Inside the Chaos of Playboi Carti’s Antagonist 2.0 Tour

📍 Moody Center — Nov. 23, 2025

Written by Perrin Boyd

Playboi Carti’s Antagonist 2.0 Tour stopped at the Moody Center Sunday night and I witnessed easily one of the wildest, most chaotic shows this year. The place was sold out, packed to the rafters, I was shocked by the sea of bodies on the floor already swirling into mosh pits before anyone had even touched the stage. The energy was unreal. Fans were dressed in torn black denim, spiked accessories, puffer jackets despite the heat, face paint, ski masks, and enough chrome hearts to blind someone under the strobes. Opium culture is definitely alive and thriving. Their passion, their fashion, this shared sense of stylish abandon: it all fused into something that felt surreal to be apart of for a night. I didn’t just watch this show but I got consumed by it.

Before Carti even appeared, Destroy Lonely and Ken Carson kicked things off as the openers and almost instantly turned the building into a circus. Both of them command a cult-like following. I’m talking fans who know every lyric, every ad-lib, every micro-inflection. Destroy Lonely brought this ghostly, floating energy that made the crowd sway and surge like a tide, while Ken Carson cracked the room open with pure adrenaline. Their presence felt like a warning shot: if you weren’t ready for chaos, it was already too late. They primed the venue into a frenzy and proved why the Opium camp has a grip on a generation.

When Carti finally emerged, it felt less like an entrance and more like the start of a riot.

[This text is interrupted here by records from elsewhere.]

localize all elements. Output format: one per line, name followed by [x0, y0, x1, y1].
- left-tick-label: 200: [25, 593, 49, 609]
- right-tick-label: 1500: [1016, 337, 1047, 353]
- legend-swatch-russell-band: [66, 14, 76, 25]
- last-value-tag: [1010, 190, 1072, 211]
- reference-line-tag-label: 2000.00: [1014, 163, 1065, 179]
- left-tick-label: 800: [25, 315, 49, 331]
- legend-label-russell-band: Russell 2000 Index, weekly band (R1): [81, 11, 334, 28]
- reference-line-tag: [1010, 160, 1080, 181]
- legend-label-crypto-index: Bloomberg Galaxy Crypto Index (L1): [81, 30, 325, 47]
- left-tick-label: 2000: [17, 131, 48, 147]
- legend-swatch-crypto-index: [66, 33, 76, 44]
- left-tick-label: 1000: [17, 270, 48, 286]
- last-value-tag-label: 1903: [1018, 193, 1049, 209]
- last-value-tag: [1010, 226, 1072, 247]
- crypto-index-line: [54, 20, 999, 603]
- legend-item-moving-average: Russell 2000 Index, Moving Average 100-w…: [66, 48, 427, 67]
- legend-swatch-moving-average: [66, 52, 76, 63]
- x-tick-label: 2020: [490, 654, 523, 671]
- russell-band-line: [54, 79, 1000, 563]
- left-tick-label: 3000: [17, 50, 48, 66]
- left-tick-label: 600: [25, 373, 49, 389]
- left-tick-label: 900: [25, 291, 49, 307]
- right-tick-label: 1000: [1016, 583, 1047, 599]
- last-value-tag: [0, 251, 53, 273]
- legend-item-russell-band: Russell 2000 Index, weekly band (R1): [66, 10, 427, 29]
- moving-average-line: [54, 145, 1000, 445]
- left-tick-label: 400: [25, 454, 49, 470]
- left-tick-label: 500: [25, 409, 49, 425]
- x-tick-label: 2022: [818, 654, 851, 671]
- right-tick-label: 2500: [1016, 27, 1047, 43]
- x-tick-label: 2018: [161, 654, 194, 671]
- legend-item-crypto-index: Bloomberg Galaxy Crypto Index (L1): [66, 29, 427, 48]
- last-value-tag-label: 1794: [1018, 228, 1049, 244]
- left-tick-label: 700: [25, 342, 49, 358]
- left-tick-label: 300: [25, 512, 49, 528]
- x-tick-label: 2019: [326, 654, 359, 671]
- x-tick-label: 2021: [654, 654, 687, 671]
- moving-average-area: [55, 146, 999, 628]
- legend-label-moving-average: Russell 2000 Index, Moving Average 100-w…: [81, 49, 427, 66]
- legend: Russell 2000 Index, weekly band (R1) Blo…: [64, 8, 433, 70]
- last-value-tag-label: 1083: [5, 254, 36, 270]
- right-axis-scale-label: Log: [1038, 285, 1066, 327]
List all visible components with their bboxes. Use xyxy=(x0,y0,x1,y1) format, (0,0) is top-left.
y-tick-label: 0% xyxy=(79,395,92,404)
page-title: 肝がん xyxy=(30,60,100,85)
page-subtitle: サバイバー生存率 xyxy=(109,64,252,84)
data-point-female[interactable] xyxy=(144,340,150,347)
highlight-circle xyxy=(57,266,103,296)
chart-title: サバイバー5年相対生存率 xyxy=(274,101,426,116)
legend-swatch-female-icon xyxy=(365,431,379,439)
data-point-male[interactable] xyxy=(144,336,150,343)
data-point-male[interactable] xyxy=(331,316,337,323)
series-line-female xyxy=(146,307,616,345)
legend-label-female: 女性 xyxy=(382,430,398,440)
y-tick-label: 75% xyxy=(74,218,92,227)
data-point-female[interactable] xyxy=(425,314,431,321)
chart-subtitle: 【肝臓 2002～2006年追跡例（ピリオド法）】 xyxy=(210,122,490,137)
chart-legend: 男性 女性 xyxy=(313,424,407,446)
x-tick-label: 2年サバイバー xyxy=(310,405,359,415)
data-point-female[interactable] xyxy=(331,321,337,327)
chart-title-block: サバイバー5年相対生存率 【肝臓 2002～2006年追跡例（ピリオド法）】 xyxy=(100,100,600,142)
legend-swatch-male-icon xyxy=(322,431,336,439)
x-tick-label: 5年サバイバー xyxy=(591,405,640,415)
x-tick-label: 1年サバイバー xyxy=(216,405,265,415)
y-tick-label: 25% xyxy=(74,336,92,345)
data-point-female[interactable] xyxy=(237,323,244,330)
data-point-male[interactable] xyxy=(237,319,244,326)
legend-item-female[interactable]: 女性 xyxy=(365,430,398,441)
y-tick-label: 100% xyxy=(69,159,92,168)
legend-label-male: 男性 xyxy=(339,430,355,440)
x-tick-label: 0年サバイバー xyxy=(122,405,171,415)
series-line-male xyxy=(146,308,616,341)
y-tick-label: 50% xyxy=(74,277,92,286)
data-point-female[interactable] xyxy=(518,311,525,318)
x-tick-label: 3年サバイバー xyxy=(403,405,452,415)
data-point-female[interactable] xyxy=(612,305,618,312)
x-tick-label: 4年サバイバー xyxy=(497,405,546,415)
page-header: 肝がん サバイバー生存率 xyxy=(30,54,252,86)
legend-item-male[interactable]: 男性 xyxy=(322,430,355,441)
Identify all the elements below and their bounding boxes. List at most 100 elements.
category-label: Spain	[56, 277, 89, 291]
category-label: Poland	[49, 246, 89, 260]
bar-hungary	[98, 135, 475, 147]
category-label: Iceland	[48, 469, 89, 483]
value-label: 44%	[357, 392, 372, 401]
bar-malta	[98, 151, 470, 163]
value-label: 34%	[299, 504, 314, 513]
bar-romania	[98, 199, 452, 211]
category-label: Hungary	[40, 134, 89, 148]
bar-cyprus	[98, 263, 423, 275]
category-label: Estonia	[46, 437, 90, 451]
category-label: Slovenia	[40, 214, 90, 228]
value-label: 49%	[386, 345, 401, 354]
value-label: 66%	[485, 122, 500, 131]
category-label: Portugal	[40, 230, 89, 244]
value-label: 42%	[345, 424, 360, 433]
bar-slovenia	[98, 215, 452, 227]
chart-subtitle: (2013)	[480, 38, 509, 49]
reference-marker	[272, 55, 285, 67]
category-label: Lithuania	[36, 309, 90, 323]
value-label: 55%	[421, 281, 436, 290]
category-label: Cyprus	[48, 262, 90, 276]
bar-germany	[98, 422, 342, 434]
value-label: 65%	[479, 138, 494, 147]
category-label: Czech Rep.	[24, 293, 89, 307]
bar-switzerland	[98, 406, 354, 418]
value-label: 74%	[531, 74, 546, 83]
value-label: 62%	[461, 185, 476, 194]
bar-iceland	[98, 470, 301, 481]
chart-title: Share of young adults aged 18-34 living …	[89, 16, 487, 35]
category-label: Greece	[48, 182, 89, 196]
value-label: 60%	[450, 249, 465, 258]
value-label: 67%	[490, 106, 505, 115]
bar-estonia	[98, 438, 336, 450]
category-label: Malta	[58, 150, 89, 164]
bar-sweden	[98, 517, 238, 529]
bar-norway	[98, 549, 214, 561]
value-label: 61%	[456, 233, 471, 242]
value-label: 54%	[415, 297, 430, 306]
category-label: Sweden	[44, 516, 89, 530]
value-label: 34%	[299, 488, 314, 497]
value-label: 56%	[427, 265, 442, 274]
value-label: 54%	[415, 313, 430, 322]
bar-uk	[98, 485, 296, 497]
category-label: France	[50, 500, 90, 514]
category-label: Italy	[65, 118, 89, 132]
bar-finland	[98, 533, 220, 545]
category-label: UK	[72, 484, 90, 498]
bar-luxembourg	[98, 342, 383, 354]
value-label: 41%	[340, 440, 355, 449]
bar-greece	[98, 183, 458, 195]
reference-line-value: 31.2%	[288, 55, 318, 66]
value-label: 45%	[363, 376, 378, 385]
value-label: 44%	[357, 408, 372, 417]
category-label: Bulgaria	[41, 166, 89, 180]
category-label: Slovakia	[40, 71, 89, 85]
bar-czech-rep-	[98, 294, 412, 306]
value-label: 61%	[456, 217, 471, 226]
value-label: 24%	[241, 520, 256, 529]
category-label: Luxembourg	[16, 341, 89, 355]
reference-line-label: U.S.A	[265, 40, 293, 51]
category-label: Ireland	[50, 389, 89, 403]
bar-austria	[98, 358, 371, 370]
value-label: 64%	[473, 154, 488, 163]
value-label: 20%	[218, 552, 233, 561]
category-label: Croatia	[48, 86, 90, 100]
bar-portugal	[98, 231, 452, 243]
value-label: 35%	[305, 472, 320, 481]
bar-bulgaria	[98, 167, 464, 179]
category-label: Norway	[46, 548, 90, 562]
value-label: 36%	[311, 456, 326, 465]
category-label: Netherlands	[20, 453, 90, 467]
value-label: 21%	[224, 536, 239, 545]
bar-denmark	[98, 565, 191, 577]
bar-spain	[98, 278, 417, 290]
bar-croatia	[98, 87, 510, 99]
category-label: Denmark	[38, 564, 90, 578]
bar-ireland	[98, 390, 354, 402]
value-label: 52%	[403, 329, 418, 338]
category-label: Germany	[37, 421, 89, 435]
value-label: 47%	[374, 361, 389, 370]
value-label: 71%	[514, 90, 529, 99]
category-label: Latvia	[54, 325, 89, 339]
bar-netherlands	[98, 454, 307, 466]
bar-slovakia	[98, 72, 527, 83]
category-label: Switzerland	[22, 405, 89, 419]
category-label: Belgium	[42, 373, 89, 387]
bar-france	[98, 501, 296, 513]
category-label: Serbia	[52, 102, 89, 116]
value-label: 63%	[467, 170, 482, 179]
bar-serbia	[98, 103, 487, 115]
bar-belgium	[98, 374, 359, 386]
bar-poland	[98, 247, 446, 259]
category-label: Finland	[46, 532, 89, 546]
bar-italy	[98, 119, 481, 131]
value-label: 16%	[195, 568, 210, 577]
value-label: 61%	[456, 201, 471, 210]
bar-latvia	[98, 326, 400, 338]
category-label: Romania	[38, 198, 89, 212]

The lighting was dystopian and harsh: red floods, white strobes blasting in rapid bursts, fog swallowing the stage until figures looked like silhouettes out of some apocalyptic opera. Two massive semi trucks stood side by side in the front and headlights beaming into the crowd while his crew ran around the elevated stage acting unhinged. It created a visual atmosphere that was equal parts theatrical, chaotic, and downright lawless. The sound also felt louder than any show I had been to at Moody Center.

Carti performed with the kind of eccentricity that has made him one of the most influential figures in modern hip-hop and a pioneer of the rage microgenre. He yelled, he screeched, he growled, he barked. All while draped in avant-garde, gender-bending fashion that made him look like a rockstar from another planet. He’s not a traditional rapper onstage; he’s more like a modern-day punk icon disguised as a rap anomaly, and the fans hung onto every sound that came out of his mouth.

His setlist was stacked and relentless, ripping through tracks like “ROCKSTAR MADE,” “R.I.P.,” “Timeless,” “FE!N,” “CARNIVAL,” “Stop Breathing,” and more. The crowd detonated for “Stop Breathing,” and “FE!N” nearly blew the roof off. “Timeless” had the entire floor vibrating, and “CARNIVAL” pushed the energy to an explosive peak. A special moment for me was hearing “Shoota” live, one of my all-time favorites with Lil Uzi. And fans were pleasantly surprised by the live debut of “SOUTH ATLANTA BABY”.

By the time he ended with “Made It This Far” (still unreleased), I was genuinely exhausted by the amount of chaos I just partook in and I fully understood exactly why his fanbase treats him like a prophet. I’ve been a fan of some of Carti’s tracks, but now I truly get the craze.